This notebook implements a simple item-based collaborative filtering
recommender system using Jaccard similarity.

The model is based on implicit user-item interactions (views) from the VK-LSVD dataset.
The implementation focuses on clarity and conceptual correctness rather than efficiency.


In [7]:
import pandas as pd
from google.colab import drive
drive.mount('/content/drive')
import os
os.listdir('/content/drive/MyDrive')
train = pd.read_parquet('/content/drive/MyDrive/VK/train.parquet')
test = pd.read_parquet('/content/drive/MyDrive/VK/test.parquet')

Drive already mounted at /content/drive; to attempt to forcibly remount, call drive.mount("/content/drive", force_remount=True).


#Функция похожести айтемов

In [8]:
user_items = train.groupby('user_id')['item_id'].apply(set)
item_users = train.groupby('item_id')['user_id'].apply(set)

def jaccard(item1, item2):
  users1 = item_users.get(item1,set())
  users2 = item_users.get(item2, set())

  if not users1 or not users2:
    return 0.0

  return len(users1 & users2) / len(users1 | users2)

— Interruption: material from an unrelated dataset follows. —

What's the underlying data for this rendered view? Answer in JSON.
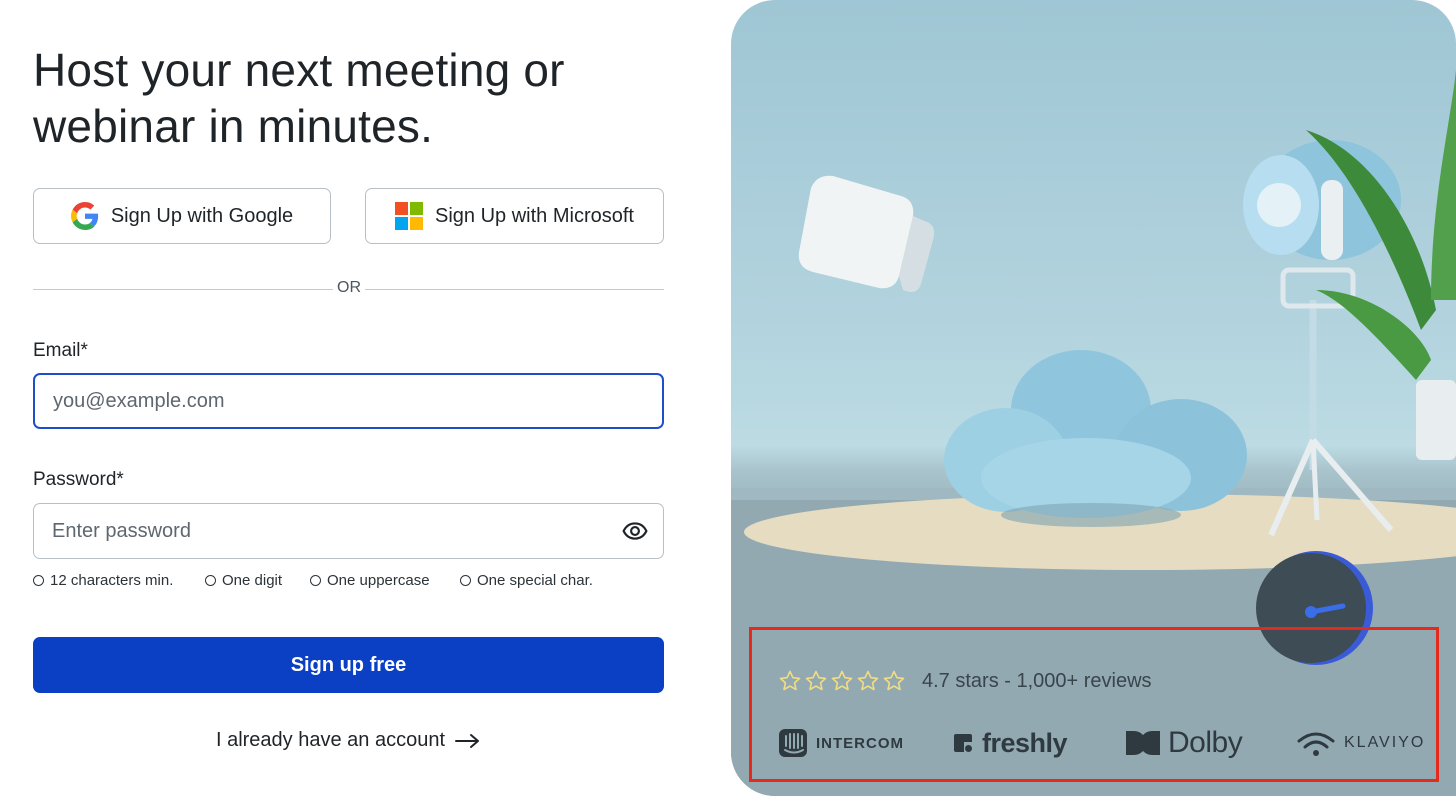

popular_items = train['item_id'].value_counts().head(2000).index


#RECOMPUTE ПОХОЖЕСТЕЙ АЙТЕМОВ

In [10]:
from collections import defaultdict
item_sim = defaultdict(list)
items = list(popular_items)

for i in range(len(items)):
  for j in range(i+1, len(items)):
    i1, i2 = items[i], items[j]
    sim = jaccard(i1, i2)
    if sim >= 0.01:
      item_sim[i1].append((i2, sim))
      item_sim[i2].append((i1, sim))


#Функция рекомендаций для ОДНОГО пользователя

In [11]:

def recommend_for_user(user_id, user_items, item_sim, k=10):
  scores = {}

  seen_items = user_items.get(user_id, set())
  for item in seen_items:
    for other_item, sim in item_sim.get(item, []):
        if other_item in seen_items:
          continue


        scores[other_item] = scores.get(other_item, 0) + sim

  ranked_items = sorted(scores.items(), key = lambda x: x[1], reverse=True)

  return [item for item, score in ranked_items[:k]]


In [16]:
test_user_id = list(user_items.keys())[0]
recommend_for_user(test_user_id, user_items, item_sim, k=10)




set()